Behind The Artwork – La Calle di Alex Webb

Claudia Fuggetti · 4 anni fa

Ci sono fotografi che non hanno bisogno di presentazioni, uno di questi è sicuramente Alex Webb, tra i più influenti esponenti nel panorama della street photography. Dopo essersi unito alla Magnum Photos all’età di 24 anni, la sua carriera è stata tutta un crescendo.

Nel suo libro, La Calle, sono raggruppate 86 fotografie che raccolgono il lavoro prodotto da Webb nel corso dei suoi numerosi viaggi in Messico tra il 1975 e il 2007. Una delle caratteristiche che più contraddistinguono il lavoro del fotografo è l’uso del colore e quindi ci deve sorprendere il fatto che all’interno della raccolta siano presenti anche otto immagini in bianco e nero.
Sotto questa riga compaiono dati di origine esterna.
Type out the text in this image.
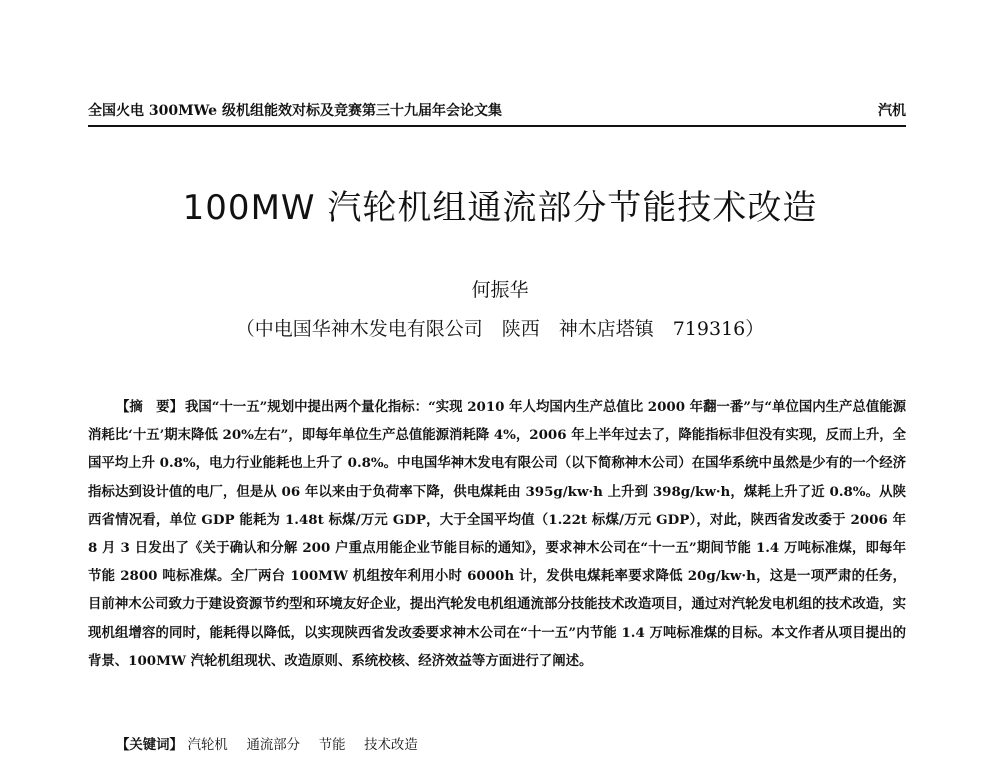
全国火电 300MWe 级机组能效对标及竞赛第三十九届年会论文集	汽机
100MW 汽轮机组通流部分节能技术改造
何振华
（中电国华神木发电有限公司　陕西　神木店塔镇　719316）
【摘　要】 我国“十一五”规划中提出两个量化指标：“实现 2010 年人均国内生产总值比 2000 年翻一番”与“单位国内生产总值能源消耗比‘十五’期末降低 20%左右”，即每年单位生产总值能源消耗降 4%，2006 年上半年过去了，降能指标非但没有实现，反而上升，全国平均上升 0.8%，电力行业能耗也上升了 0.8%。中电国华神木发电有限公司（以下简称神木公司）在国华系统中虽然是少有的一个经济指标达到设计值的电厂，但是从 06 年以来由于负荷率下降，供电煤耗由 395g/kw·h 上升到 398g/kw·h，煤耗上升了近 0.8%。从陕西省情况看，单位 GDP 能耗为 1.48t 标煤/万元 GDP，大于全国平均值（1.22t 标煤/万元 GDP），对此，陕西省发改委于 2006 年 8 月 3 日发出了《关于确认和分解 200 户重点用能企业节能目标的通知》，要求神木公司在“十一五”期间节能 1.4 万吨标准煤，即每年节能 2800 吨标准煤。全厂两台 100MW 机组按年利用小时 6000h 计，发供电煤耗率要求降低 20g/kw·h，这是一项严肃的任务，目前神木公司致力于建设资源节约型和环境友好企业，提出汽轮发电机组通流部分技能技术改造项目，通过对汽轮发电机组的技术改造，实现机组增容的同时，能耗得以降低，以实现陕西省发改委要求神木公司在“十一五”内节能 1.4 万吨标准煤的目标。本文作者从项目提出的背景、100MW 汽轮机组现状、改造原则、系统校核、经济效益等方面进行了阐述。
【关键词】 汽轮机 通流部分 节能 技术改造
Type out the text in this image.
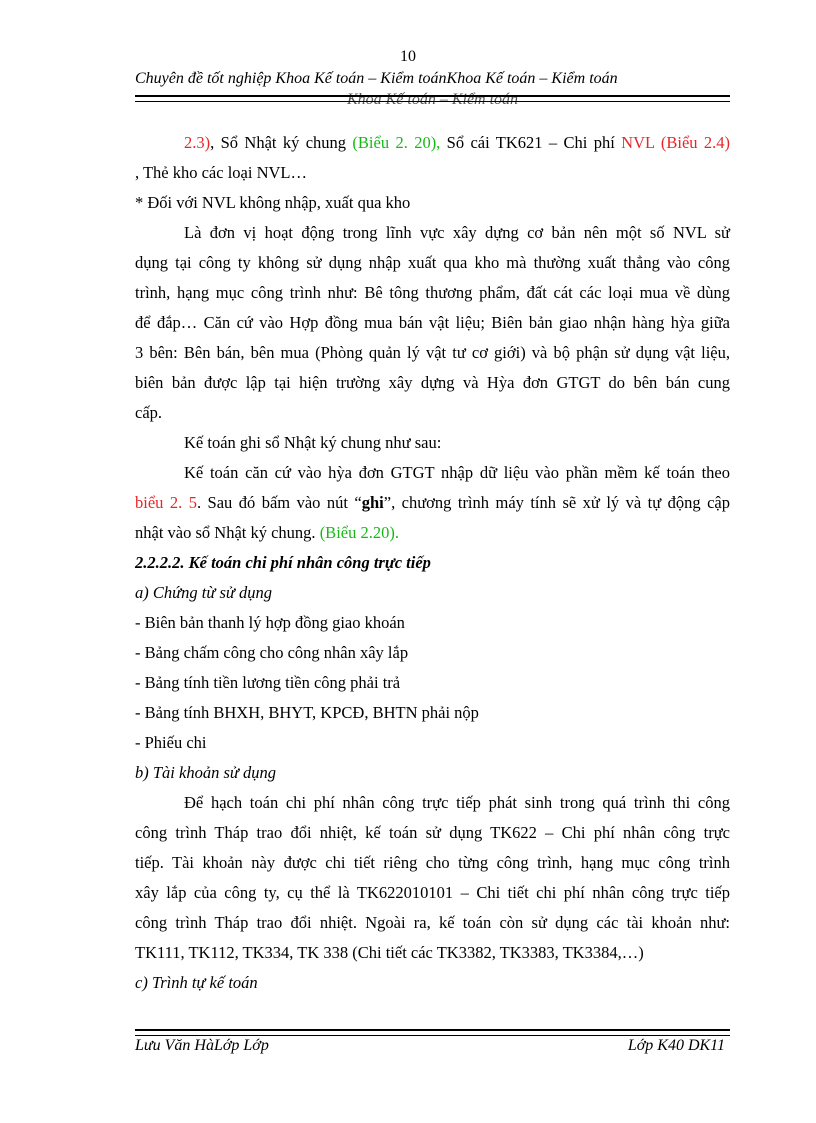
10
Chuyên đề tốt nghiệp Khoa Kế toán – Kiểm toánKhoa Kế toán – Kiểm toán
Khoa Kế toán – Kiểm toán
2.3), Sổ Nhật ký chung (Biểu 2. 20), Sổ cái TK621 – Chi phí NVL (Biểu 2.4)
, Thẻ kho các loại NVL…
* Đối với NVL không nhập, xuất qua kho
Là đơn vị hoạt động trong lĩnh vực xây dựng cơ bản nên một số NVL sử
dụng tại công ty không sử dụng nhập xuất qua kho mà thường xuất thẳng vào công
trình, hạng mục công trình như: Bê tông thương phẩm, đất cát các loại mua về dùng
để đắp… Căn cứ vào Hợp đồng mua bán vật liệu; Biên bản giao nhận hàng hỳa giữa
3 bên: Bên bán, bên mua (Phòng quản lý vật tư cơ giới) và bộ phận sử dụng vật liệu,
biên bản được lập tại hiện trường xây dựng và Hỳa đơn GTGT do bên bán cung
cấp.
Kế toán ghi sổ Nhật ký chung như sau:
Kế toán căn cứ vào hỳa đơn GTGT nhập dữ liệu vào phần mềm kế toán theo
biểu 2. 5. Sau đó bấm vào nút “ghi”, chương trình máy tính sẽ xử lý và tự động cập
nhật vào sổ Nhật ký chung. (Biểu 2.20).
2.2.2.2. Kế toán chi phí nhân công trực tiếp
a) Chứng từ sử dụng
- Biên bản thanh lý hợp đồng giao khoán
- Bảng chấm công cho công nhân xây lắp
- Bảng tính tiền lương tiền công phải trả
- Bảng tính BHXH, BHYT, KPCĐ, BHTN phải nộp
- Phiếu chi
b) Tài khoản sử dụng
Để hạch toán chi phí nhân công trực tiếp phát sinh trong quá trình thi công
công trình Tháp trao đổi nhiệt, kế toán sử dụng TK622 – Chi phí nhân công trực
tiếp. Tài khoản này được chi tiết riêng cho từng công trình, hạng mục công trình
xây lắp của công ty, cụ thể là TK622010101 – Chi tiết chi phí nhân công trực tiếp
công trình Tháp trao đổi nhiệt. Ngoài ra, kế toán còn sử dụng các tài khoản như:
TK111, TK112, TK334, TK 338 (Chi tiết các TK3382, TK3383, TK3384,…)
c) Trình tự kế toán
Lưu Văn HàLớp Lớp	Lớp K40 DK11
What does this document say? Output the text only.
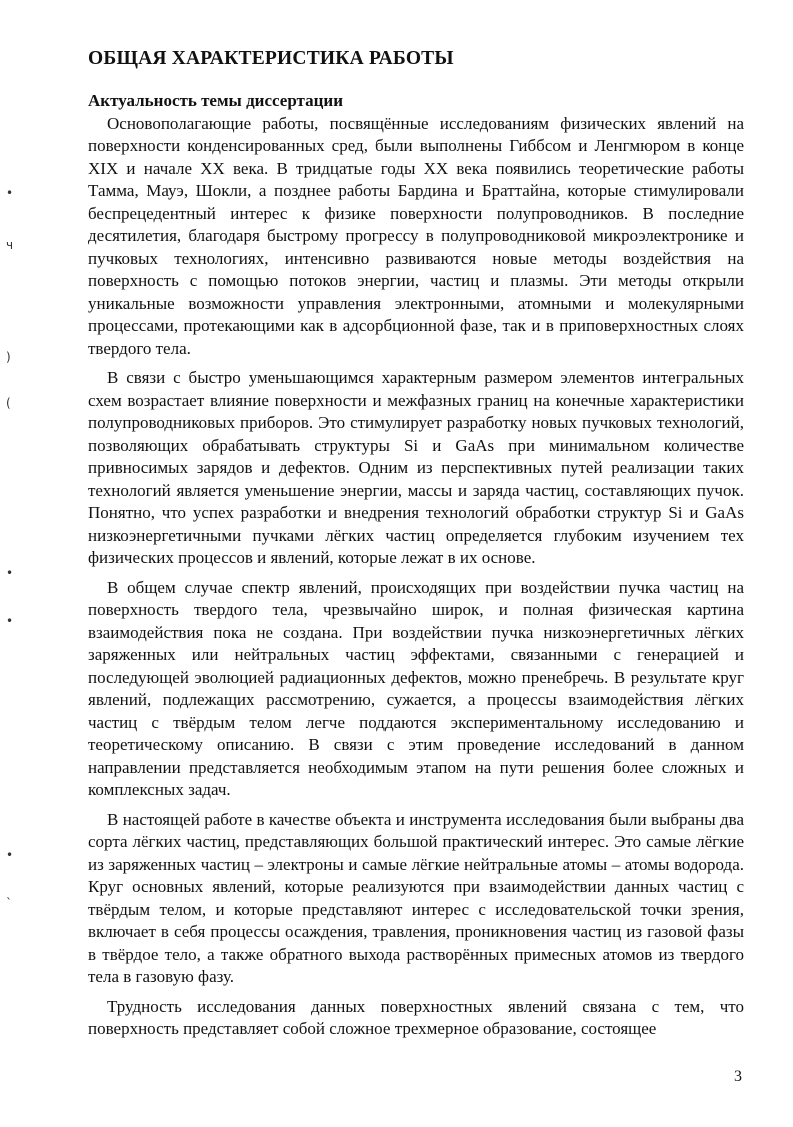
ОБЩАЯ ХАРАКТЕРИСТИКА РАБОТЫ
Актуальность темы диссертации

Основополагающие работы, посвящённые исследованиям физических явлений на поверхности конденсированных сред, были выполнены Гиббсом и Ленгмюром в конце XIX и начале XX века. В тридцатые годы XX века появились теоретические работы Тамма, Мауэ, Шокли, а позднее работы Бардина и Браттайна, которые стимулировали беспрецедентный интерес к физике поверхности полупроводников. В последние десятилетия, благодаря быстрому прогрессу в полупроводниковой микроэлектронике и пучковых технологиях, интенсивно развиваются новые методы воздействия на поверхность с помощью потоков энергии, частиц и плазмы. Эти методы открыли уникальные возможности управления электронными, атомными и молекулярными процессами, протекающими как в адсорбционной фазе, так и в приповерхностных слоях твердого тела.

В связи с быстро уменьшающимся характерным размером элементов интегральных схем возрастает влияние поверхности и межфазных границ на конечные характеристики полупроводниковых приборов. Это стимулирует разработку новых пучковых технологий, позволяющих обрабатывать структуры Si и GaAs при минимальном количестве привносимых зарядов и дефектов. Одним из перспективных путей реализации таких технологий является уменьшение энергии, массы и заряда частиц, составляющих пучок. Понятно, что успех разработки и внедрения технологий обработки структур Si и GaAs низкоэнергетичными пучками лёгких частиц определяется глубоким изучением тех физических процессов и явлений, которые лежат в их основе.

В общем случае спектр явлений, происходящих при воздействии пучка частиц на поверхность твердого тела, чрезвычайно широк, и полная физическая картина взаимодействия пока не создана. При воздействии пучка низкоэнергетичных лёгких заряженных или нейтральных частиц эффектами, связанными с генерацией и последующей эволюцией радиационных дефектов, можно пренебречь. В результате круг явлений, подлежащих рассмотрению, сужается, а процессы взаимодействия лёгких частиц с твёрдым телом легче поддаются экспериментальному исследованию и теоретическому описанию. В связи с этим проведение исследований в данном направлении представляется необходимым этапом на пути решения более сложных и комплексных задач.

В настоящей работе в качестве объекта и инструмента исследования были выбраны два сорта лёгких частиц, представляющих большой практический интерес. Это самые лёгкие из заряженных частиц – электроны и самые лёгкие нейтральные атомы – атомы водорода. Круг основных явлений, которые реализуются при взаимодействии данных частиц с твёрдым телом, и которые представляют интерес с исследовательской точки зрения, включает в себя процессы осаждения, травления, проникновения частиц из газовой фазы в твёрдое тело, а также обратного выхода растворённых примесных атомов из твердого тела в газовую фазу.

Трудность исследования данных поверхностных явлений связана с тем, что поверхность представляет собой сложное трехмерное образование, состоящее

3
•
ч
)
(
•
•
•
ˋ
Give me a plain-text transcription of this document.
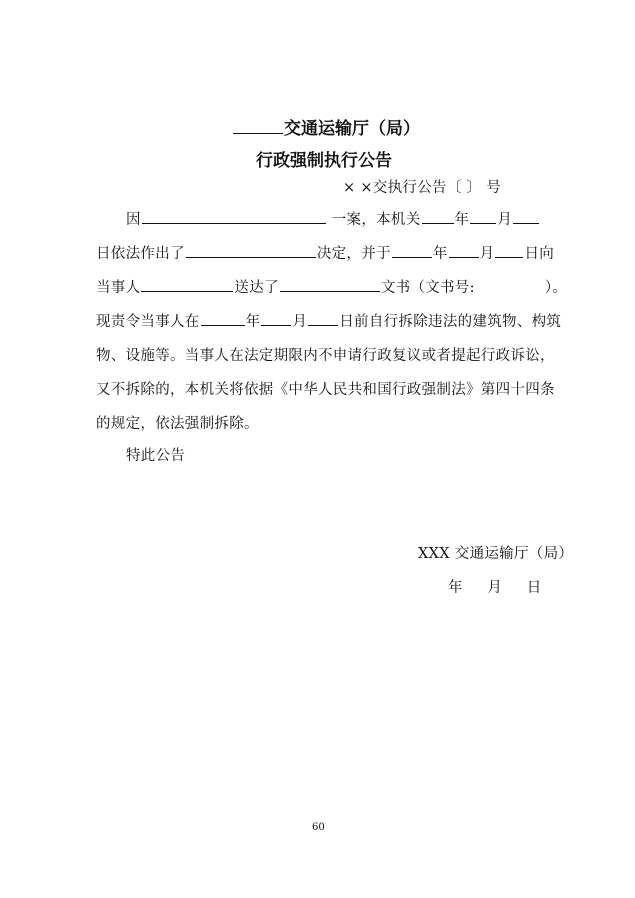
交通运输厅（局）
行政强制执行公告
× ×交执行公告〔 〕 号
因	一案，本机关 年 月
日依法作出了	决定，并于	年 月 日向
当事人	送达了	文书（文书号:	）。
现责令当事人在	年 月 日前自行拆除违法的建筑物、构筑
物、设施等。当事人在法定期限内不申请行政复议或者提起行政诉讼，
又不拆除的，本机关将依据《中华人民共和国行政强制法》第四十四条
的规定，依法强制拆除。
特此公告
XXX 交通运输厅（局）
年     月     日
60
In effetti, bisogna ricordare che i primi scatti di Webb, che erano in bianco e nero, gli permisero di attirare l’attenzione di Magnum.

In uno di questi, troviamo quello del ragazzino nel cimitero, realizzato nel 1978, mentre dietro di lui si delinea un’altra scena, in cui si vedono due uomini a cavallo ed arricchita dal contesto decadente della location. Questo scatto, che sembra apparentemente semplice, racchiude una complessità notevole.

Se già con il bianco e nero non vi erano dubbi sul grande talento di Webb, con il passaggio alla fotografia a colori si delinea chiaramente quello che sarà il suo stile. A questo bisogna aggiungere anche che una delle peculiarità del Messico è proprio quella di possedere colori brillanti: in La Calle, Webb associa il passaggio dal bianco e nero alla sua prima esperienza nella città di Oaxaca:

“Ho iniziato ad intuire quello che Octavio Paz ha chiamato “messicanesimo”: delizia nelle decorazioni, disattenzione e fasto, negligenza, passione e riservatezza”.

Il messicanesimo, dunque, rappresenta il rischio di essere rapiti dai dettagli estetici del Messico e di dover raccontare questa terra solo attraverso dei cliché visivi.

Come si può vedere dalle immagini qui sopra, Webb ha dedicato il suo lavoro alla vita di strada (La Calle), immortalandone i momenti salienti con una resa impeccabile, perfetta, molto lontana dal famoso rischio meramente estetizzante. I colori ci sono ma fanno parte della narrazione globale, non ne sono il punto cardine.

Webb immortala i suoi personaggi delicatamente, con dignità e rispetto, nonostante la luce delle immagini sia dura e fortemente contrastata.

Molte delle fotografie sono “mise en-scènes” complesse, ovvero utilizzano luce, ombra e colori in modo straordinario. In “Ajijic, Jalisco” (1983), una ragazza cammina lungo un marciapiede, il suo movimento genera delle ombre sul pavimento che arricchiscono la composizione della scena.

Webb ha il grande dono di saper trarre dalla realtà esattamente ciò che vuole; il mondo diventa quasi modellabile nelle sue mani e gli permette di includere ed occludere ciò che vuole all’interno delle scene. Purtroppo però non è sempre così. Un esempio a tal riguardo è lo scatto che raffigura un uomo a terra, immagine in grado di lasciarci più domande che risposte. Forse questa è la vera magia di Webb e, più in generale, della fotografia.